COPE has been discussed at length on the various Facebook pension advice pages that I am on, when you contracted out of SERPS either you and your employer paid reduced NI, or you paid full NI but some was diverted into your company/works pension either way you paid less into the state system.
Under the old scheme contracting out did not reduce the old basic, you still got that but not the second state pension for the period you were contracted out for, which is why a lot of people may not have realised they had been contracted out as they were receiving the basic state pension they were expecting.
However it does affect the New State Pension for the following reason.

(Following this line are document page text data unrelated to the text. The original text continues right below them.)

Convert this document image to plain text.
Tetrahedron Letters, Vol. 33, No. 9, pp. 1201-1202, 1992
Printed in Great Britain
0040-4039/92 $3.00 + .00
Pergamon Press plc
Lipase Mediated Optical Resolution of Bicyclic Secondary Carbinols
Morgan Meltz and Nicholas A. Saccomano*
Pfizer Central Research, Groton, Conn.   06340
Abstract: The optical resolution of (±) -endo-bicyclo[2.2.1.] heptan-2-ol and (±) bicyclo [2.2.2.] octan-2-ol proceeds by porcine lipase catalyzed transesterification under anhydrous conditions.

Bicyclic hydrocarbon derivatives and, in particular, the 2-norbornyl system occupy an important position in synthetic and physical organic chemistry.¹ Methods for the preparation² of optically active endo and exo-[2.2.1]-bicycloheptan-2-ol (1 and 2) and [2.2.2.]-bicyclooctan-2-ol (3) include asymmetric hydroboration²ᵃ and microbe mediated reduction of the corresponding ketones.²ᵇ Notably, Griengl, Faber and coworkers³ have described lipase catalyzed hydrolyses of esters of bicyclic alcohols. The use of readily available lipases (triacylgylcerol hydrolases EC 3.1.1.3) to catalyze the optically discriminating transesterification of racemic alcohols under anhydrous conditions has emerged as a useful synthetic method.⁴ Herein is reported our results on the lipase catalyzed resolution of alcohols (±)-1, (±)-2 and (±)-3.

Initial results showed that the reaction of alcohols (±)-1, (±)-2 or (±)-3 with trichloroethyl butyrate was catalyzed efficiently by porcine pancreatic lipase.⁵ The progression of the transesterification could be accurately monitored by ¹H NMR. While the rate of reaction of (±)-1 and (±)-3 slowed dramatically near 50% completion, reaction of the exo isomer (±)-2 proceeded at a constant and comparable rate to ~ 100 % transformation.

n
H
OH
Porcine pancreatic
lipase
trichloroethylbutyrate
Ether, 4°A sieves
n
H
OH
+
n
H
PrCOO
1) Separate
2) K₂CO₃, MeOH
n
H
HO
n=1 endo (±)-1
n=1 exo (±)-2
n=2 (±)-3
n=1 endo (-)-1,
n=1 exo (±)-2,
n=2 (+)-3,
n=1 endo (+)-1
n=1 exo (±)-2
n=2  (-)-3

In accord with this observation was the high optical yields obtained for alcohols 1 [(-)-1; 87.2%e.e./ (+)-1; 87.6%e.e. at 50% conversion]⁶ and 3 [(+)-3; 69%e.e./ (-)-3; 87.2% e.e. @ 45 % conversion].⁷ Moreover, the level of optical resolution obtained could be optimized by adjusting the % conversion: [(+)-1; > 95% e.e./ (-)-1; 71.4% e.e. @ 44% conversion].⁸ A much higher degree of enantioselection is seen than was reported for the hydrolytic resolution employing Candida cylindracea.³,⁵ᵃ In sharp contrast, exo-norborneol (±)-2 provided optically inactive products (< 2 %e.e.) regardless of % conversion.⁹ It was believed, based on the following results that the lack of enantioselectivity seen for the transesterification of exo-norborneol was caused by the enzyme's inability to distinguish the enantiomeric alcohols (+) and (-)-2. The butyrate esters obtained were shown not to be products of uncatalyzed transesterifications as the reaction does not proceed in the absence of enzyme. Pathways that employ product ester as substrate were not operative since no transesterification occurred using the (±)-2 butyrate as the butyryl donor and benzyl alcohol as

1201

Everyone who had a NI history pre 6th April was given a starting amount, to reach that amount the Government used 2 calculations, what you would have got if the rules had not changed, basic plus SERPS, less time contracted out and other variants such as paying the married woman's stamp, and what you would have got if the new rules has been in place all your working life, flat pension with no SERPS, (therefore no contracting out) and you got the higher of the 2.
Your starting amount could be higher than the NSP in which case you get a protected payment taking you over the NSP, but any NI/credits paid after 6th April 2016 did not increase your pension or if you were contracted out for a longer period it would be lower, therefore any NI/Credits increased that amount until you either reached the NSP amount or you reached state pension age which ever came sooner, if you did not have enough years between your starting amount and your state pension age unless you buy extra NI you would not get the NSP.
Although people say disregard the COPE on a forecast it is a useful thing to know, when people post on our pages saying they have paid 40 odd years but their forecast says they will not get the full NSP unless they pay in more the first thing we say is 35 years is not relevant for anybody with a NI history pre 2016/2017 it can be anything from 28 to 51 years and the second thing we ask is does their forecast show a COPE (Contracted Out Pension Equivalent) if so we can tell them they have a works/company pension that will pay at least the COPE amount.